Furthermore, I was pleased to see that I could take care of my personal crisis while continuing to succeed at work. IBJ co-hosted an exciting event with the African, Caribbean, and Pacific Group of States at the United Nations (U.N.) on Monday. We discussed progress towards the U.N.'s Sustainable Development Goal 16 and strategies for engaging youth and technology to improve access to justice worldwide. I had the opportunity to help organize and facilitate the event and meet Swiss high school students, corporate philanthropists, non-profit executives, international lawyers, and U.N. Ambassadors. My conversation with one of the event’s prominent attendees went so well that he invited me to continue our discussion of sustainable impact bonds and public-private partnerships over lunch. Lunch was both fun and educational, and I am optimistic that this connection will blossom into an opportunity for IBJ to obtain new funding.
During our event, one of IBJ’s employees sent out an SOS message to her network and found me a room in a friend’s flat for a price that I could afford. My new human and canine flatmates are both lovely ladies, and I am so grateful to have a clean, safe, permanent (at least for the next 6 weeks) place to sleep.
I always thought that the Trump administration’s zero tolerance policy was unacceptable, but I have a new sense of empathy for the people who are being hurled into insecure, traumatic situations in a foreign country.
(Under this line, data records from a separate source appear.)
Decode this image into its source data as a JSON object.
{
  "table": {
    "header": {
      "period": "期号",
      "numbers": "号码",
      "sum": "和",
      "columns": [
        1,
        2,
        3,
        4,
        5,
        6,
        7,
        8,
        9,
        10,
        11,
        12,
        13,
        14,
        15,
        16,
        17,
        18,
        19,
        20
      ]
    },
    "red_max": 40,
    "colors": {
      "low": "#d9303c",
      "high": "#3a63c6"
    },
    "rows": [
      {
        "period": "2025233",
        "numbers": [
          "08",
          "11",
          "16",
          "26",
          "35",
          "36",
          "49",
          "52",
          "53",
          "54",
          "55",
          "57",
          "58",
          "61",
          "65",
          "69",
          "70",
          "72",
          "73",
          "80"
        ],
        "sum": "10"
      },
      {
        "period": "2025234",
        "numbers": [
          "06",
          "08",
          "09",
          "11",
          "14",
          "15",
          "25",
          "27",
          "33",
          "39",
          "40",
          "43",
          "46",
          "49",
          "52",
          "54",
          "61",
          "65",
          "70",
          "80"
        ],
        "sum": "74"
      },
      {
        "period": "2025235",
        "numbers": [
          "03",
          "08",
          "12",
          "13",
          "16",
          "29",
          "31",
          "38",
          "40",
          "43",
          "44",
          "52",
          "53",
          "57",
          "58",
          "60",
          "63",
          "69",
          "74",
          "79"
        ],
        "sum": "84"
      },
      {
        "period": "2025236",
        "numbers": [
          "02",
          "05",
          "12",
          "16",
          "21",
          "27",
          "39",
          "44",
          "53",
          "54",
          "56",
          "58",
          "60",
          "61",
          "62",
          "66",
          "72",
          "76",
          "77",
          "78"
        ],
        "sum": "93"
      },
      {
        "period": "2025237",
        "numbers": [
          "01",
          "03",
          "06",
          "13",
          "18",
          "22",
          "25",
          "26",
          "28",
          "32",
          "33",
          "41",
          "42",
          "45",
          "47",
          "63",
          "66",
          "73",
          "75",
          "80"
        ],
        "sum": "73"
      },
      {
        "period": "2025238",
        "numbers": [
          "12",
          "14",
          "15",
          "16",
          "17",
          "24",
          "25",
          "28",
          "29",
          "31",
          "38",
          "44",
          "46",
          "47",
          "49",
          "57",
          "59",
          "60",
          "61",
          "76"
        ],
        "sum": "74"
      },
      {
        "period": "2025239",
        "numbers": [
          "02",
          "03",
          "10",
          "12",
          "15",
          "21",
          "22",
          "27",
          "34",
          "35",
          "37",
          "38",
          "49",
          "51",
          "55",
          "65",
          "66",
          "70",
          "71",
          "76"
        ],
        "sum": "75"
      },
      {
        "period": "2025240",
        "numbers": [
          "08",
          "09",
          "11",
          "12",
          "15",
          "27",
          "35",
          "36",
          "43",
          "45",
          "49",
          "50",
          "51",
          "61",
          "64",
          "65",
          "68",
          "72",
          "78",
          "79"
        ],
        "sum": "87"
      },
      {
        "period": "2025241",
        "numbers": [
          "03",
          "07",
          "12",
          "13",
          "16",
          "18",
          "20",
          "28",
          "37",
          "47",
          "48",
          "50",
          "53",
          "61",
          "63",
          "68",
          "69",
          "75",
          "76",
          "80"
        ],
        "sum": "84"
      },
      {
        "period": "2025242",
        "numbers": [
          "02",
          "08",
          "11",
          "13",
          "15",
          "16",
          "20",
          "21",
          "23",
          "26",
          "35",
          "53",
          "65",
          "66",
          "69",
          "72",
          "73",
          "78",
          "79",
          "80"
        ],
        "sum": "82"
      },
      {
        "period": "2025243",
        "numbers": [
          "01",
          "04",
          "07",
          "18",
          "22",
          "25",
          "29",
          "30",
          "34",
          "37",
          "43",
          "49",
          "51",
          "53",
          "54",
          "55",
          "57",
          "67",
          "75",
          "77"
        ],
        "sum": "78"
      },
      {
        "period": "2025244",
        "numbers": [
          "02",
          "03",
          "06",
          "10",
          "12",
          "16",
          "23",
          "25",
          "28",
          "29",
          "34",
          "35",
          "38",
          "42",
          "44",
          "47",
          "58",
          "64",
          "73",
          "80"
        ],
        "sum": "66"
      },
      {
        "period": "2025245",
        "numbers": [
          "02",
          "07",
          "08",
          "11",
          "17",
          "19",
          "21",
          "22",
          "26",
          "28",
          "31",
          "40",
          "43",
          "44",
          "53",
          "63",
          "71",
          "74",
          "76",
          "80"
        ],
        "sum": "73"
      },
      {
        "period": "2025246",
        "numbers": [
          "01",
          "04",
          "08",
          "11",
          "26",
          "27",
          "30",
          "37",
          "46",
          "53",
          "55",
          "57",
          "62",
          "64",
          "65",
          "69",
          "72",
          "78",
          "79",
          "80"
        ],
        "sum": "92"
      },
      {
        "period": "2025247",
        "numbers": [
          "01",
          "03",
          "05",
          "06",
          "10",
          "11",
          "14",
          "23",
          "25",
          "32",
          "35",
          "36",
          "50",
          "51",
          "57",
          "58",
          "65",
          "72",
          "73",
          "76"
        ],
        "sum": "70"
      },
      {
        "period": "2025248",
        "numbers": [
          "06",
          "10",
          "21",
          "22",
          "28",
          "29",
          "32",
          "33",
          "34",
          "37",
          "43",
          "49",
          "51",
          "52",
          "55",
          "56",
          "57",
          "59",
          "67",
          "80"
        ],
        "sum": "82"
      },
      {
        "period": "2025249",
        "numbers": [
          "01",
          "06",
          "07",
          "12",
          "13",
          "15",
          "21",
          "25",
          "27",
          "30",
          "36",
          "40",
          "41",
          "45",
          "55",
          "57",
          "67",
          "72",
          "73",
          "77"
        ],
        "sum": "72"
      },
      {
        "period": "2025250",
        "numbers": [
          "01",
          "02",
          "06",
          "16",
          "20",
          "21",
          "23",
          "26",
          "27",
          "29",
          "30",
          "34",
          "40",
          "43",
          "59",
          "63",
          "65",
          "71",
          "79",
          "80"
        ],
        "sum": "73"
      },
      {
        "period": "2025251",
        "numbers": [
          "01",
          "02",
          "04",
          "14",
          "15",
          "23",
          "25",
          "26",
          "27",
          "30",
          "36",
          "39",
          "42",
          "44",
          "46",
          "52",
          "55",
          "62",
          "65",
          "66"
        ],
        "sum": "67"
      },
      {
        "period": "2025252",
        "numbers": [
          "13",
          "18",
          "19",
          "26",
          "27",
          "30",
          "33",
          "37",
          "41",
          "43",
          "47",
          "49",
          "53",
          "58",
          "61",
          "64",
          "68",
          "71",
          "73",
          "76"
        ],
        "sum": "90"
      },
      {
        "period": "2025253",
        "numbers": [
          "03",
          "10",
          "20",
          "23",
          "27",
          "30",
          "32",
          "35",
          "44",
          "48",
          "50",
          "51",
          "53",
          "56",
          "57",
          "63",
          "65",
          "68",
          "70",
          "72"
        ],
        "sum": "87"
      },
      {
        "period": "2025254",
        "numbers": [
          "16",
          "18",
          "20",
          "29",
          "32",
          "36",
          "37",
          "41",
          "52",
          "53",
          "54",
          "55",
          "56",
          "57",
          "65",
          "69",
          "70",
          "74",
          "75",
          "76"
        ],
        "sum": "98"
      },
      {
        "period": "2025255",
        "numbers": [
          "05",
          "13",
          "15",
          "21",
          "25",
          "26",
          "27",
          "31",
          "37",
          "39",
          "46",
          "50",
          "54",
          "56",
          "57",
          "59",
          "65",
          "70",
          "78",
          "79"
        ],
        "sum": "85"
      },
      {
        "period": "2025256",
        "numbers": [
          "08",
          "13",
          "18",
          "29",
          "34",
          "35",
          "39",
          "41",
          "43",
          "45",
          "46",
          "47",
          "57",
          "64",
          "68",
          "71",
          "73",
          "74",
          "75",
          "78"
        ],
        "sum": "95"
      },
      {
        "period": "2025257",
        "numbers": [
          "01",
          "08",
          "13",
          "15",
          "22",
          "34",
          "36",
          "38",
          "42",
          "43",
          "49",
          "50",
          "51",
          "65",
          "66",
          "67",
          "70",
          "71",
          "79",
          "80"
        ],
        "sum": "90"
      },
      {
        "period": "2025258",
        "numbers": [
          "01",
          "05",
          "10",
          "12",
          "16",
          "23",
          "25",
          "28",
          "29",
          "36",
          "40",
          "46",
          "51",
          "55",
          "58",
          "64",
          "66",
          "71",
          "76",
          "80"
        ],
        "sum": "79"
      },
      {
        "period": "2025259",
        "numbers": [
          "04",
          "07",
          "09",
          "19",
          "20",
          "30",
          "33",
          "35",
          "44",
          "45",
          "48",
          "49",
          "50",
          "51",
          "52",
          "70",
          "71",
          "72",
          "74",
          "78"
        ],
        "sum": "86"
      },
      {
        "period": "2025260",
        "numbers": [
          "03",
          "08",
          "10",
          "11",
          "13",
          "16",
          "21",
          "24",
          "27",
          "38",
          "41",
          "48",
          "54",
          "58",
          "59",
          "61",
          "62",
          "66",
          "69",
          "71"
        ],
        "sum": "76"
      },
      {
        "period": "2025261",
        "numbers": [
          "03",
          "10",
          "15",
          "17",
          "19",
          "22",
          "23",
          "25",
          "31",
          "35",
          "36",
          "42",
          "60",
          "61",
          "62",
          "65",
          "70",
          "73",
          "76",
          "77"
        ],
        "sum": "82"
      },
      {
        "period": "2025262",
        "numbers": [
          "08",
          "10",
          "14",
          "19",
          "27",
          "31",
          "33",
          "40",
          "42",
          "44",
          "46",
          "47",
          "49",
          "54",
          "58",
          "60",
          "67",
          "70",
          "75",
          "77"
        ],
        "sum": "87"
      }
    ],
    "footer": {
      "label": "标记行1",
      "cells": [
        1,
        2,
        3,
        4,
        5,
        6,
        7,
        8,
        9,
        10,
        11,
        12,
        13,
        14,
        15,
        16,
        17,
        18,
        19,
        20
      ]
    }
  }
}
Because I have a legal background and a financial safety net, was not worried about the safety of my family, was not being drugged or abused, and was free to move about the world as I chose, my situation is incomparable to the situation at the U.S.-Mexico border. However, I now have a better understanding of what it feels like to be housing-insecure, and it is awful.
After ending my conversation with the booking company well past midnight and feeling as though I was getting nowhere, I decided that I needed to do something to help the migrants' whose situations are far more stressful than my own. I also could not shake the discomfort that gripped me during IBJ’s U.N. event. I was offering insights about how to stop human rights violations in African and Southeast Asian countries while my own country drugged displaced children and locked asylum-seekers in cages. Consequently, I volunteered to do remote paralegal work for Southern Poverty Law Center’s Southeast Immigrant Freedom Initiative. While I wait to receive a response to my application, I would encourage you to join me in doing what you can to make a difference.
Even if you cannot work for an international NGO, there are abundant opportunities to help prevent and mitigate human rights abuses. Many are occurring within the United States as you read this blog post.
Regardless of where and for whom I work after graduation, I will devote a substantial portion of my time to battling human rights abuses worldwide because I do care about using my privilege to make a positive difference. If you do too, maybe we finally can raise the worldwide standard of due care.